Job Overview:
The Senior Linux Platform Engineer will be responsible for follow-the-sun global operations and management of the Linux Platforms as well as project work.
Working closely with team leads, team managers, project managers, and engineering teams, you will be a key contributor in deploying, maintaining and supporting various flavor of OS, Platforms services and multi vendor hardware break fix.
Being a positive team player, enthusiastic, self-starter with a flexible attitude in applying different techniques to help drive successful outcomes. You thrive working across geographical and cultural boundaries and will travel as appropriate to other arm sites as/when needed; sometimes at short notice.
Responsibilities:
Focusing on the thorough implementation, improvement, and lifecycles of Linux based systems, services and tools provided by our suppliers and utilized within our team to ensure our SLAs are met.

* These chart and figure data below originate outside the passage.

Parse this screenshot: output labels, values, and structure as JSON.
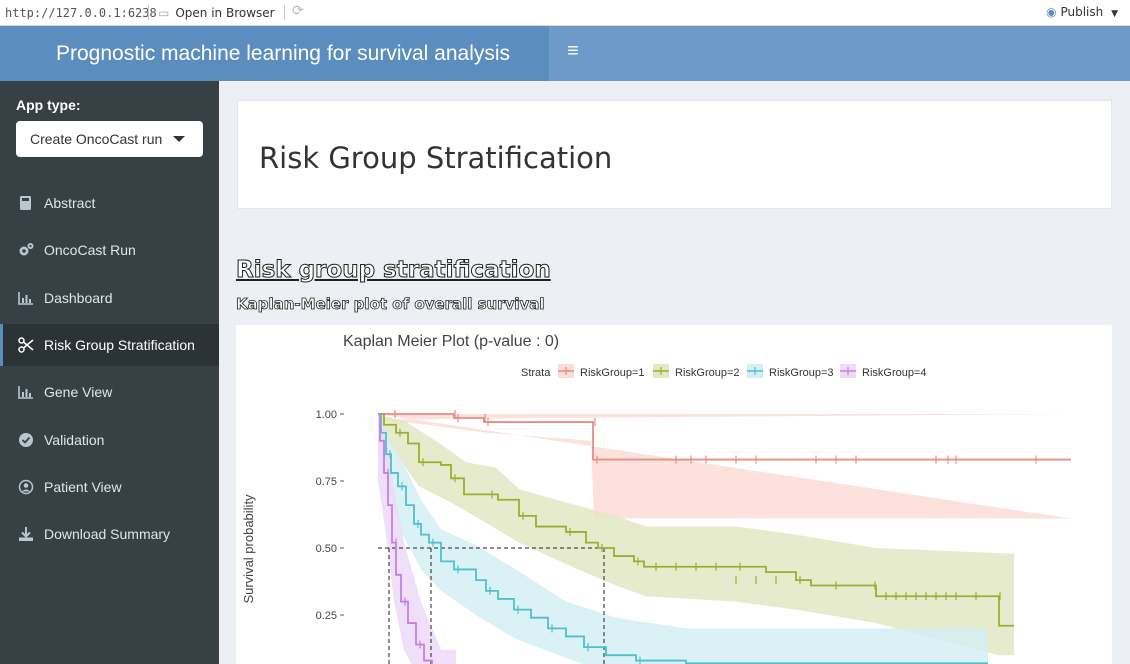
{
  "topbar": {
    "url": "http://127.0.0.1:6238",
    "open_in_browser": "Open in Browser",
    "publish": "Publish"
  },
  "header": {
    "title": "Prognostic machine learning for survival analysis"
  },
  "sidebar": {
    "app_type_label": "App type:",
    "app_type_value": "Create OncoCast run",
    "items": [
      {
        "label": "Abstract",
        "icon": "book-icon"
      },
      {
        "label": "OncoCast Run",
        "icon": "gears-icon"
      },
      {
        "label": "Dashboard",
        "icon": "bar-chart-icon"
      },
      {
        "label": "Risk Group Stratification",
        "icon": "scissors-icon",
        "active": true
      },
      {
        "label": "Gene View",
        "icon": "bar-chart-icon"
      },
      {
        "label": "Validation",
        "icon": "check-circle-icon"
      },
      {
        "label": "Patient View",
        "icon": "user-circle-icon"
      },
      {
        "label": "Download Summary",
        "icon": "download-icon"
      }
    ]
  },
  "main": {
    "box_title": "Risk Group Stratification",
    "section_title": "Risk group stratification",
    "subsection_title": "Kaplan-Meier plot of overall survival"
  },
  "chart_data": {
    "type": "line",
    "title": "Kaplan Meier Plot (p-value : 0)",
    "ylabel": "Survival probability",
    "ylim": [
      0,
      1
    ],
    "yticks": [
      "1.00",
      "0.75",
      "0.50",
      "0.25"
    ],
    "legend_title": "Strata",
    "legend_placement": "top",
    "series": [
      {
        "name": "RiskGroup=1",
        "color": "#e88d82",
        "fill": "#fbdcd7"
      },
      {
        "name": "RiskGroup=2",
        "color": "#9aaf2f",
        "fill": "#e3e7c4"
      },
      {
        "name": "RiskGroup=3",
        "color": "#4fc0cc",
        "fill": "#d3eff3"
      },
      {
        "name": "RiskGroup=4",
        "color": "#c57ee8",
        "fill": "#ecd9f7"
      }
    ]
  }
}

- Build, upgrade, configure and deploy Linux based physical servers from scratch to support HPC infrastructure and services
- Maintain the availability of production environment by proactive monitoring for improved reliability and efficiency
- Provide primary operational support of RHEL OS, Dell, HPE, Fujitsu hardware to maintain large scale HPC Clusters globally
- Build, configure, maintain and improve various Infrastructure services such as LDAP, HAProxy, Bind DNS / DHCP, SMTP and other
- Maintain OME tools to support various hardware such as Dell, HP, Fujitsu for its lifecycle management, BIOS / firmware update and server management and improvements
- Coordinate & collaborate with the various Global & Infrastructure team to ensure a value driven road-map and strategy are established, prioritized and addressed
- A proactive approach to spotting problems, areas for improvement, performance bottlenecks, other issues or inefficiencies and work towards automating and fixing issues
- Create clear and concise documentation, share information and train team members across all towers
Required Skills and Experience:
- Advanced or expert level Linux administration skills, performance tuning, system deployment, PXE boot, hardware configuration and management.
- Linux based server deployment and services like Bind DNS, DHCP, LDAP, HAProxy.
- Infrastructure tools like Foreman, Puppet, Ansible, Git, vCenter, ESXi, HAProxy, Bluecat Bind DNS, NLYTE.
- Scripting language and automating repeated tasks using (CSH, BASH, PYTHON) or any other programming language.
- Solid understanding and experience in monitoring and alerting tools like PRTG, Nagios and other snmp based incident management.
- Vendor OEM operation tools like Dell OME, HP OneView and Fujitsu ISM!
“Nice To Have” Skills and Experience:
- Good understanding of database, MySQL database operational support, performance optimization updates and upgrades.
- Experience with Information Technology Service Management tools like ServiceNow and Jira!